A União Europeia confirmou que vai mesmo proibir a compra de carnes do Brasil — e outros produtos de origem animal — a partir de 3 de setembro. Até lá, autoridades brasileiras trabalham para reverter o veto.
Mesmo que a confirmação tenha sido oficializada na sexta-feira (5), o ministro das Relações Exteriores (MRE), Mauro Vieira, já havia iniciado conversas com o comissário de Comércio do bloco na quinta-feira (4). A informação é da TV Globo.
Paralelamente a tentativa do MRE, o Ministério da Agricultura e o setor privado buscam soluções para oferecer as garantias que os europeus solicitaram, ou seja, visitas técnicas presenciais aos criadouros.
Além de carne, outros produtos são afetados pelo veto da UE:
- Bovinos
- Equídeos (cavalos)
- Aves
- Aquicultura (peixes)
- Mel
- Tripas
Por que a União Europeia quer proibir a carne do Brasil?
A União Europeia alega que os produtores brasileiros usam de forma excessiva antimicrobianos na pecuária.
- Antimicrobianos são substâncias usadas para tratar e prevenir infecções em animais
- Alguns desses medicamentos também podem funcionar como promotores de crescimento
Em maio, a UE já havia retirado o Brasil de uma lista de nações aptas a realizar a exportação desses produtos para o bloco.
Os países europeus exigem que o Brasil dê garantias adicionais do cumprimento do regulamento de uso de antimicrobianos — como antibióticos, por exemplo — nas criações.
As exigências vão no sentido de o Brasil comprovar que pode assegurar que as proteínas e produtos de origem animal exportados ao bloco, sobretudo a carne bovina, não são produzidos com uso de determinados antimicrobianos.
As questões envolvem a segregação da produção e que o governo assegure os protocolos privados quanto ao uso de antimicrobianos, sobretudo antibióticos promotores de crescimento.

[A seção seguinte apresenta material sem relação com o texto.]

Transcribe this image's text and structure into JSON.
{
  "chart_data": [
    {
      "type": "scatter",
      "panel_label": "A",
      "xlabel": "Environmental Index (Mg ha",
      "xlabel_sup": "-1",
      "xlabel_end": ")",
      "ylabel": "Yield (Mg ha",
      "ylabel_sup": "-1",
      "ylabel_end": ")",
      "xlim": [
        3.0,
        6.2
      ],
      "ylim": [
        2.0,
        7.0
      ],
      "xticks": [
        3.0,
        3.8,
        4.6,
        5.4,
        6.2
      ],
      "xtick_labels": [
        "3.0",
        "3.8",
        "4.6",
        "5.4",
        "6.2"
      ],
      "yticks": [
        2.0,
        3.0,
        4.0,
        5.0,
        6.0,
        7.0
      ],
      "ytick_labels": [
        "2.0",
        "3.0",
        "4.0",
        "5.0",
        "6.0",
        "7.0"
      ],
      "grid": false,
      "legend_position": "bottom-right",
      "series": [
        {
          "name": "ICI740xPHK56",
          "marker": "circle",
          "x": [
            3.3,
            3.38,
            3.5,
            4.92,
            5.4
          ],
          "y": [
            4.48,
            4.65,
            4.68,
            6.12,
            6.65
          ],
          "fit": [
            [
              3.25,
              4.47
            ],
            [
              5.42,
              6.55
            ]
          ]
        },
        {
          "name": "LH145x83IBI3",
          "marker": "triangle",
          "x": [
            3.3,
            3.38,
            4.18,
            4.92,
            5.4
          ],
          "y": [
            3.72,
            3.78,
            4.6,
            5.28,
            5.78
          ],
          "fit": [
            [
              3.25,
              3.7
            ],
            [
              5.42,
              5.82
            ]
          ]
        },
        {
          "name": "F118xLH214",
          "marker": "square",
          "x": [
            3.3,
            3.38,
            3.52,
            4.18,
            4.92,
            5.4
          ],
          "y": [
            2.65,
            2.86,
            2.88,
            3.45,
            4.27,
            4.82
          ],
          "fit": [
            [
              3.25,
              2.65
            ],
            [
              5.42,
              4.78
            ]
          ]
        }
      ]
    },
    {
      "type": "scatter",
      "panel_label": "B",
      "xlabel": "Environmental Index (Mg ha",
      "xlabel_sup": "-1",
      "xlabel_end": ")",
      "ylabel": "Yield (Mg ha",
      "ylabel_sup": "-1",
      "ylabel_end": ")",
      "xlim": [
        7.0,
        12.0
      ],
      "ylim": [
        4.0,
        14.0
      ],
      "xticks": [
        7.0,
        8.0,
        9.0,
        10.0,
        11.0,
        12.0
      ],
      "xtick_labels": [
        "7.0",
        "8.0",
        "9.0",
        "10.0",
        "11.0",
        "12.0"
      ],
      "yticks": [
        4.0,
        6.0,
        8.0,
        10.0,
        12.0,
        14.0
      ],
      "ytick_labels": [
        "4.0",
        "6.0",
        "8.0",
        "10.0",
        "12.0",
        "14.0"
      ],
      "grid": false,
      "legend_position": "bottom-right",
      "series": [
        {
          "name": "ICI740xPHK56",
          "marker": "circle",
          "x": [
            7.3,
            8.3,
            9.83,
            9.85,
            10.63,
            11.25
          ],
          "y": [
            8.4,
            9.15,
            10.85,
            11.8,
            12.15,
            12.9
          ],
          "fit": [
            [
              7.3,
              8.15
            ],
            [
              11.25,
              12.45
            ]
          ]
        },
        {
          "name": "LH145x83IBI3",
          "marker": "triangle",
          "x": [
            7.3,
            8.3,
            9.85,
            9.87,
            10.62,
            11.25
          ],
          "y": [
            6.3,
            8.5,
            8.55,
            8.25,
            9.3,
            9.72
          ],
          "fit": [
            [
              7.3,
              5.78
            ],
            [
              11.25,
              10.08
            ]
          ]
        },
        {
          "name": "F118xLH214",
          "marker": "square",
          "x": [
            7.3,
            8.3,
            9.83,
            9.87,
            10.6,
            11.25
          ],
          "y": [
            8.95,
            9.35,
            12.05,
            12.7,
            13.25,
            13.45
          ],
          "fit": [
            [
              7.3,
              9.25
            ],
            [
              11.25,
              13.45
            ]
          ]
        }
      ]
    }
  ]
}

Na prática, produtores e indústria precisam assegurar que não usam os produtos especificados, e o governo, por sua vez, garantir a fiscalização quanto ao não uso e de que o setor privado cumpre as normas.
Segundo a decisão desta sexta-feira, o Brasil não chegou a apresentar as informações que garantem que medidas sanitárias eficazes tenham sido implementadas.
Mercado bilionário
O Brasil exporta cerca de US$ 1,8 bilhão por ano em proteínas à UE.
Já o Rio Grande do Sul pode sofrer um impacto de quase US$ 120 milhões, ou cerca de R$ 600 milhões. O número tem por base o faturamento do Estado com a venda destes produtos à União Europeia em 2025.